My laughter paused itself only to allow my ragged breathing to break through. A numbing pain seized my whole body as Harry flashed through my mind, his laughter, his sad face. I couldn't stand, so I sunk, sunk farther into the sea of thousands of tiny glass pieces. My father's figure loomed in the door way, I began to laugh again, to cackle with all the sick desperation of someone who has just been told they are going to be shot
"I didn't hate him," I giggled, rolling back and forth driving the already infused glass shard father into my skin as well as picking up new tiny painful barbs "I loved him." I hoisted myself up onto my elbows seeking out my father's dark eyes. "And I fucked him. And that's why—" My voice cracked too burdened with the numbing pain, too paralyzed to stay steady. "He's dead!"

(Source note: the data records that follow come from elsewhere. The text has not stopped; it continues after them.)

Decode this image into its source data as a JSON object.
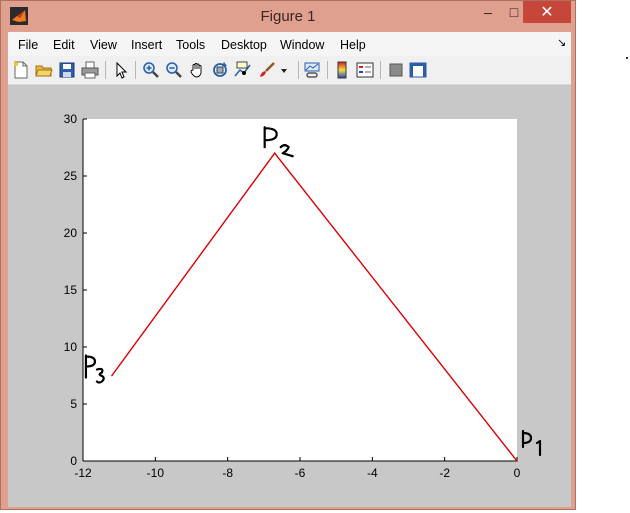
{
  "window": {
    "title": "Figure 1",
    "minimize_glyph": "–",
    "maximize_glyph": "□",
    "close_glyph": "✕"
  },
  "menu": {
    "items": [
      "File",
      "Edit",
      "View",
      "Insert",
      "Tools",
      "Desktop",
      "Window",
      "Help"
    ],
    "dock_arrow": "↘"
  },
  "toolbar": {
    "icons": [
      "new-figure-icon",
      "open-file-icon",
      "save-figure-icon",
      "print-figure-icon",
      "edit-plot-arrow-icon",
      "zoom-in-icon",
      "zoom-out-icon",
      "pan-hand-icon",
      "rotate-3d-icon",
      "data-cursor-icon",
      "brush-icon",
      "link-plot-icon",
      "insert-colorbar-icon",
      "insert-legend-icon",
      "hide-plot-tools-icon",
      "show-plot-tools-icon"
    ]
  },
  "colors": {
    "line": "#e00000",
    "figure_bg": "#c8c8c8",
    "axes_bg": "#ffffff"
  },
  "chart_data": {
    "type": "line",
    "x": [
      0,
      -6.7,
      -11.2
    ],
    "y": [
      0,
      27,
      7.5
    ],
    "xlim": [
      -12,
      0
    ],
    "ylim": [
      0,
      30
    ],
    "xticks": [
      -12,
      -10,
      -8,
      -6,
      -4,
      -2,
      0
    ],
    "yticks": [
      0,
      5,
      10,
      15,
      20,
      25,
      30
    ],
    "grid": false,
    "annotations": [
      {
        "text": "P1",
        "at": "point-0"
      },
      {
        "text": "P2",
        "at": "point-1"
      },
      {
        "text": "P3",
        "at": "point-2"
      }
    ]
  }
}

My father rushed forward, perhaps seeing my defenseless position or acknowledging this ultimate taboo. His hand jerked my neck up while his other hand slapped me, and then began to punch me, and there were no words, there would never be any words, for what it felt like, that last time he beat me.
The next day I was on a train back to Hogwarts, not even a goodbye from my parents, just a servant taking me to the station, putting me back on to the train. No one was there to greet me. Empty doors again. Empty life. Fading life, Falling life. Falling into oblivion.